Writers - Tennant/Lowe
First released - 2012
Original album - Elysium
Producer - Andrew Dawson, Pet Shop Boys
Subsequent albums - Yes 2017 reissue Further Listening 2008-2010 bonus disc, Smash
Other releases - single (UK #44, US Dance #10)

Elysium opens with one of those songs that, on first listen, seem thoroughly unassuming, even neglible. But that's just a musical trap: after repeated listenings, it gradually insinuates itself into your psyche until you can't get it out of your head. Nor do you particularly want to. It's simply a marvelous song. So, from that perspective, it should come as no great shock that "Leaving" was designated the album's second single, released to radio shortly before the album's release and issued on CD, 12-inch vinyl, and digital downloads in October. In fact, the Boys had originally planned for it to be the first single, but then settled on "Winner" instead on account of the timing with the London Olympic Games.

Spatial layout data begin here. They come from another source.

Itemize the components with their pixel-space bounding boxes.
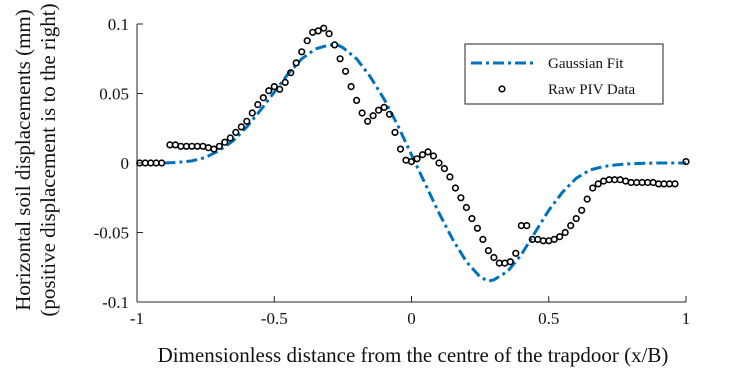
raw-piv-point — [578, 206, 586, 214]
raw-piv-point — [292, 59, 300, 67]
raw-piv-point — [347, 82, 355, 91]
raw-piv-point — [375, 106, 383, 114]
x-tick-label: 0 — [407, 309, 416, 328]
y-axis-label-line2: (positive displacement is to the right) — [36, 3, 60, 316]
raw-piv-point — [468, 215, 476, 223]
raw-piv-point — [523, 222, 531, 230]
y-tick-label: -0.05 — [94, 224, 129, 243]
raw-piv-point — [682, 158, 690, 166]
raw-piv-point — [407, 158, 416, 166]
raw-piv-point — [561, 228, 569, 237]
raw-piv-point — [270, 82, 278, 91]
raw-piv-point — [484, 247, 493, 255]
raw-piv-point — [506, 258, 514, 266]
raw-piv-point — [281, 78, 289, 86]
raw-piv-point — [594, 180, 602, 188]
raw-piv-point — [413, 155, 421, 163]
raw-piv-point — [210, 145, 218, 153]
raw-piv-point — [226, 134, 234, 142]
x-tick-label: 1 — [682, 309, 691, 328]
x-tick-label: 0.5 — [538, 309, 559, 328]
raw-piv-point — [435, 159, 443, 167]
raw-piv-point — [314, 27, 322, 35]
raw-piv-point — [287, 69, 295, 77]
x-tick-label: -1 — [130, 309, 144, 328]
raw-piv-point — [479, 235, 487, 243]
x-axis-label: Dimensionless distance from the centre o… — [158, 343, 669, 367]
raw-piv-point — [385, 110, 394, 118]
y-tick-label: 0 — [121, 154, 130, 173]
raw-piv-point — [589, 184, 597, 192]
raw-piv-point — [320, 24, 328, 32]
raw-piv-point — [237, 123, 245, 131]
raw-piv-point — [418, 151, 427, 159]
raw-piv-point — [254, 100, 262, 109]
raw-piv-point — [331, 41, 339, 49]
raw-piv-point — [440, 165, 449, 173]
legend-box — [464, 43, 664, 105]
raw-piv-point — [473, 224, 482, 232]
x-tick-label: -0.5 — [261, 309, 288, 328]
legend-raw-label: Raw PIV Data — [548, 82, 636, 98]
raw-piv-point — [512, 249, 520, 257]
raw-piv-point — [424, 148, 432, 156]
raw-piv-point — [259, 94, 267, 102]
raw-piv-point — [342, 67, 350, 75]
legend: Gaussian Fit Raw PIV Data — [464, 43, 664, 105]
gaussian-fit-line — [164, 43, 686, 283]
raw-piv-point — [380, 103, 388, 111]
raw-piv-point — [462, 203, 471, 212]
legend-raw-swatch — [498, 85, 506, 93]
raw-piv-point — [457, 194, 465, 202]
raw-piv-point — [572, 215, 580, 223]
raw-piv-point — [671, 180, 679, 188]
y-tick-label: 0.1 — [108, 15, 129, 34]
raw-piv-point — [336, 55, 344, 63]
raw-piv-point — [396, 145, 405, 153]
raw-piv-point — [353, 96, 361, 104]
y-axis-label-line1: Horizontal soil displacements (mm) — [11, 9, 35, 311]
raw-piv-point — [364, 117, 372, 125]
raw-piv-point — [358, 109, 366, 117]
y-axis-label-group: Horizontal soil displacements (mm) (posi… — [11, 3, 60, 316]
raw-piv-point — [490, 253, 498, 262]
raw-piv-point — [221, 138, 229, 146]
legend-gaussian-label: Gaussian Fit — [548, 56, 624, 72]
plot-area: -1 -0.5 0 0.5 1 -0.1 -0.05 0 0.05 0.1 — [94, 15, 691, 328]
raw-piv-point — [451, 184, 460, 192]
raw-piv-point — [303, 37, 311, 45]
y-tick-label: 0.05 — [99, 85, 129, 104]
raw-piv-point — [550, 235, 558, 243]
raw-piv-point — [369, 112, 377, 120]
raw-piv-point — [243, 117, 251, 125]
raw-piv-point — [215, 142, 223, 150]
raw-piv-point — [298, 48, 306, 56]
raw-piv-point — [248, 109, 256, 117]
raw-piv-point — [325, 30, 333, 38]
raw-piv-point — [567, 222, 575, 230]
raw-piv-point — [583, 195, 591, 203]
raw-piv-point — [265, 87, 273, 95]
y-tick-label: -0.1 — [102, 293, 129, 312]
raw-piv-point — [556, 233, 564, 241]
raw-piv-point — [429, 152, 438, 160]
raw-piv-point — [391, 128, 399, 136]
raw-piv-point — [232, 128, 240, 136]
raw-piv-point — [276, 85, 284, 93]
raw-piv-point — [446, 173, 454, 181]
raw-piv-point — [158, 159, 166, 167]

Neil has said that the album both begins and ends with songs somewhat concerned with death, and the lyrics of "Leaving" leave no doubt about at least the beginning. An interview in the September issue of the U.K. magazine Attitude reveals that this song (which the Boys wrote in 2010) was originally inspired by the death of Neil's parents, both in the space of less than 12 months of each other in 2008 and 2009. It started out with a different title, "Heaven Is a Playground" (or simply "Heaven"), and its basic musical structure had been composed by Chris before they entered the studio. But during the early phases of recording, they came up with a different chorus with a new melody and lyrics, which transformed the song first into "I'm Leaving" and then finally into just plain "Leaving." It's possible, however, that some of those earlier "Heaven" lyrics may have turned up in or have at least influenced the added rap section of Pet Shop Boys' own "Side-by-Side Remix" of the track, with such lines as "I believe in love for all time" and "Our love will never die 'cause love is forever." (Such suggestions of eternity are certainly suggestive of heaven.)

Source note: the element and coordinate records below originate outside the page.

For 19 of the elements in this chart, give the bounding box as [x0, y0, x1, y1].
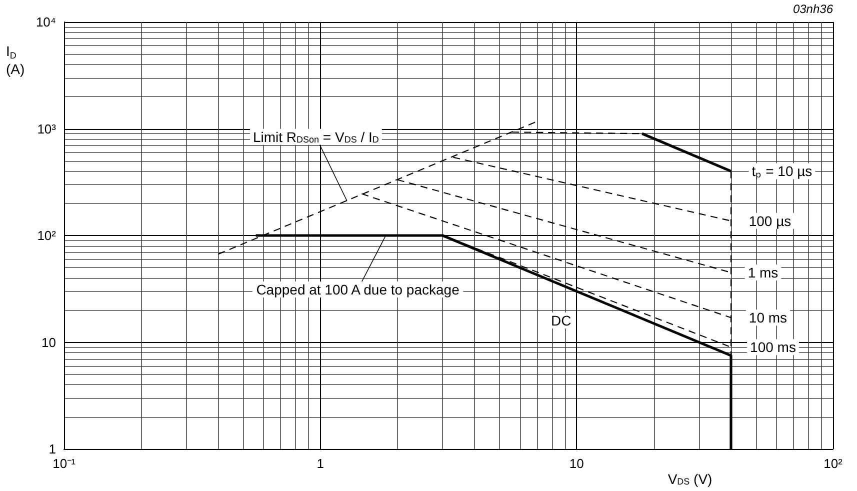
annotation: 1 ms: [748, 264, 778, 281]
x-axis-title: VDS (V): [668, 471, 712, 487]
y-tick-label: 1: [48, 442, 56, 456]
annotation: Capped at 100 A due to package: [256, 282, 460, 298]
y-tick-label: 10³: [37, 121, 57, 136]
annotation: 10 ms: [748, 310, 788, 326]
x-tick-label: 10²: [824, 456, 844, 471]
text: 03nh36: [792, 2, 834, 16]
annotation: tₚ = 10 µs: [752, 163, 812, 180]
y-tick-label: 10⁴: [36, 14, 56, 30]
y-tick-label: 10: [42, 334, 56, 350]
x-tick-label: 1: [316, 456, 324, 471]
annotation: 100 µs: [748, 212, 792, 229]
y-tick-label: 10²: [37, 228, 57, 243]
annotation: Limit RDSon = VDS / ID: [252, 128, 380, 145]
x-tick-label: 10: [569, 456, 584, 471]
annotation: 100 ms: [750, 339, 796, 356]
x-tick-label: 10⁻¹: [52, 456, 76, 471]
annotation: DC: [551, 312, 572, 329]
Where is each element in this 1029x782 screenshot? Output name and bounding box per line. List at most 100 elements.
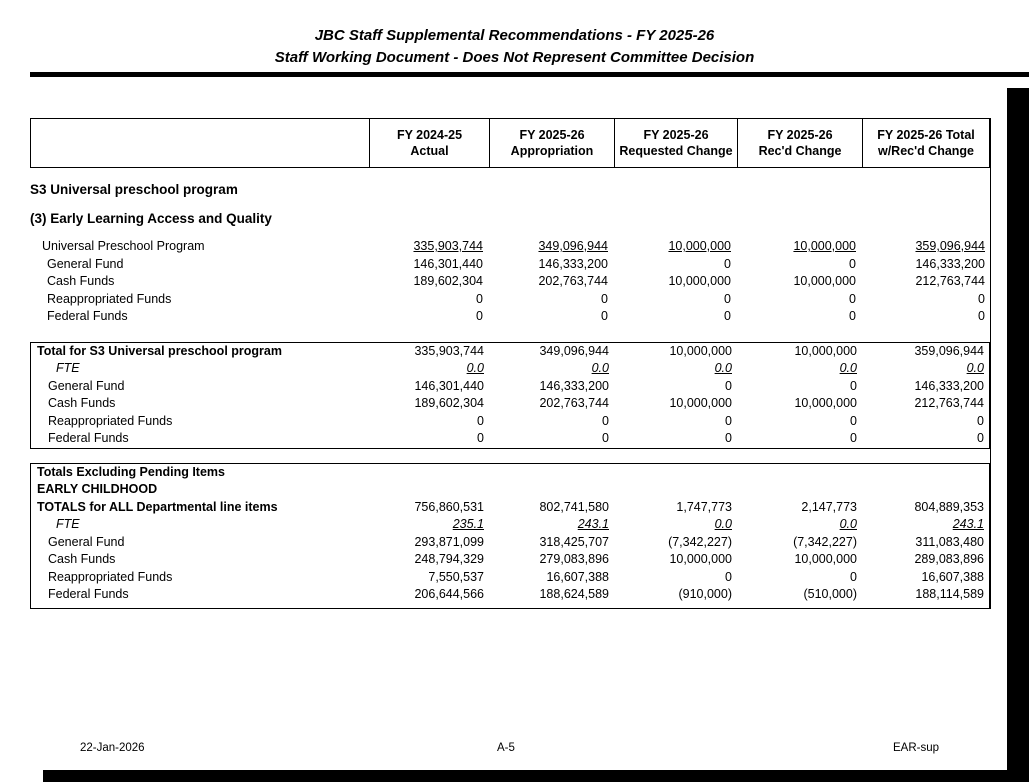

Despite this song's origins with the passing of Neil's parents, that's not what it's "about." Rather, Neil takes advantage of his recent personal experiences with such great loss to apply what he has learned to another situation altogether: the death not of loved ones but of love itself.

Our love is dead
But the dead are still alive
In memory and thought
And the context they provide

Although the narrator acknowledges the death of this love affair, he nevertheless grasps hold of his belief in, essentially, "life after death" for love: "I can still find some hope to believe in love." And on the song goes in this vein, a rumination on how even something or someone "dead" remains, in some senses, very much alive:

… the dead are here to stay
They made us who we are
They're with us every day

Neil was undoubtedly thinking of his parents when he wrote those lines. But, all the same, they apply equally well to our love affairs, which also shape us and continue to influence us even after they've passed on.